Lloyds Bank was founded in 1765 by two men named John Taylor and Sampson Lloyd II. They started the bank in Birmingham, England, under the name Taylors & Lloyds. John Taylor was a button maker, while Sampson Lloyd II was an iron producer and dealer.
Lloyds Banking Group became a public company on November 23, 1986, when it was first listed on the London Stock Exchange. At that time, the bank was known as Lloyds Bank Plc.
According to recent data from Market Screener, Harris Associates LP is the largest shareholder of Lloyds Bank, owning 5.37% of all outstanding shares. Other companies like BlackRock Investment Management (UK) Ltd. (4.04%), Norges Bank Investment Management (3.14%), and the Vanguard Group, Inc. (2.85%) are all major shareholders of Lloyds Bank.
The total number of outstanding Lloyds shares is 65,595,697,510, 100% of which are free-float shares, none held by the company or any insiders or strategic investors who may not sell them in the short term.

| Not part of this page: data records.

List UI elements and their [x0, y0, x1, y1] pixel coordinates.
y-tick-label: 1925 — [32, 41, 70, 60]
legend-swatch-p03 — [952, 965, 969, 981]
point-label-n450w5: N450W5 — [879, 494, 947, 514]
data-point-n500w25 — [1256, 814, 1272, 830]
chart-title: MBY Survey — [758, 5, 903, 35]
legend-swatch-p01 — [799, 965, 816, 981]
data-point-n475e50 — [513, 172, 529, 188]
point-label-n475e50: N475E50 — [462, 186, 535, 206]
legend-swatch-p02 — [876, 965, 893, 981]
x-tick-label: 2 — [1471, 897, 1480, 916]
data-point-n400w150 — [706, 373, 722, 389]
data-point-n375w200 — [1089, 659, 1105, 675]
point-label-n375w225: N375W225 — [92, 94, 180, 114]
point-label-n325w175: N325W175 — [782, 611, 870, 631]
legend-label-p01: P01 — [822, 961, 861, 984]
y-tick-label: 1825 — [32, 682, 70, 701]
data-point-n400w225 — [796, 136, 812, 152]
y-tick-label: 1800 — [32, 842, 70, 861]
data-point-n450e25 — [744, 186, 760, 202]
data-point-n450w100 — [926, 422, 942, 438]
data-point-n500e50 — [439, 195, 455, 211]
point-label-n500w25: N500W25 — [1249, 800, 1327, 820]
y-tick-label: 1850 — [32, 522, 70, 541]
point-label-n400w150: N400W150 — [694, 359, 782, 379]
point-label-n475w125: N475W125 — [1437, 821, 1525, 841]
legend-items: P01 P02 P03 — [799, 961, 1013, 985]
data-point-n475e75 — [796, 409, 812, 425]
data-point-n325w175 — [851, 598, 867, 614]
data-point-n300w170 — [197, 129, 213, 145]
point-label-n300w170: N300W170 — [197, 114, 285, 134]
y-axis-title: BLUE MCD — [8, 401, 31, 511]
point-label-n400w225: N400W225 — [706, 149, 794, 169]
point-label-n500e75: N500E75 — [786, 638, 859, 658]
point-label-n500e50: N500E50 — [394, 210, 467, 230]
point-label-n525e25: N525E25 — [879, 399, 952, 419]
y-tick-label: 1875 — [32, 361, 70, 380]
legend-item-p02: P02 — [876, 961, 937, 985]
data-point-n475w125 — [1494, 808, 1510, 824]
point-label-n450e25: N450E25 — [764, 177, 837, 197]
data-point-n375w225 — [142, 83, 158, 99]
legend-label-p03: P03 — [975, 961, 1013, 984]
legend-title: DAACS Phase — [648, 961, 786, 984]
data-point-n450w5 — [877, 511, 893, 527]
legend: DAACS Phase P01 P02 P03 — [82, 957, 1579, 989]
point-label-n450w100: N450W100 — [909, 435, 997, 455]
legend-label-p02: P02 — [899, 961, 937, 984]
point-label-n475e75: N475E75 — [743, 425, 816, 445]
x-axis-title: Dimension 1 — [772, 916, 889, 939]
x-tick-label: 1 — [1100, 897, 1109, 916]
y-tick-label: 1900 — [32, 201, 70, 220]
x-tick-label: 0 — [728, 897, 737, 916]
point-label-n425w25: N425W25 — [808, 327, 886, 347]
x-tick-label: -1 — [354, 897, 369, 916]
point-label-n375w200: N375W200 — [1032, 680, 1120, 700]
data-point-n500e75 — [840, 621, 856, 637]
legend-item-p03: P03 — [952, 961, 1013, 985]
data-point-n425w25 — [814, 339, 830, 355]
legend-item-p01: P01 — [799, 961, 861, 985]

Yes, you can easily access Lloyds shares using a trading account with a broker like eToro or Capital.com.
The average price of Lloyds shares in 2023 has been around £50.92 per share.
Lloyds shares have remained pretty stable for about 5 years now, only going down by 50% during the 2020 global pandemic.
Yes, Lloyds Bank is a profitable bank. According to Reuters, the bank registered a profit of £2.3 billion ($2.9 billion) before taxes for the first three months of 2023, beating many profit estimates.
The choice to buy Lloyds shares depends on your investment strategy and target portfolio. However, remember that there are risks involved in buying Lloyds shares, as it is with every share in the stock market.
Lloyds shares have been considered a ‘moderate buy’ by 5 out of 8 analysts, according to data from MarketBeat in July 2022. Regardless of this analysis, it is important you do your own analysis before investing in the shares, as it may or may not be a good fit for your trading strategy or portfolio.
You can buy Lloyds shares by following a simple process of choosing a suitable broker, opening a trading account, depositing some money into your trading account, searching for the Lloyds share ticker symbol, LLOY, on the brokerage platform, and buying some.
You can buy Lloyds shares through brokers who offer access to the London Stock Exchange. Brokers like eToro, Capital.com, etc. are good examples.
Lloyds shares are available to investors from countries of the world where trading on the London Stock Exchange is allowed. In most countries, however, trading Lloyd shares is open as an option to many traders.
You may have to pay overnight fees, spreads, commissions, inactivity fees, and conversion fees when trading Lloyds shares.
Brokers like eToro offer low spreads and zero commissions on Lloyds shares, so they are a good pick.
Some brokers that offer the best trading conditions to invest in Lloyds shares are eToro and Capital.com.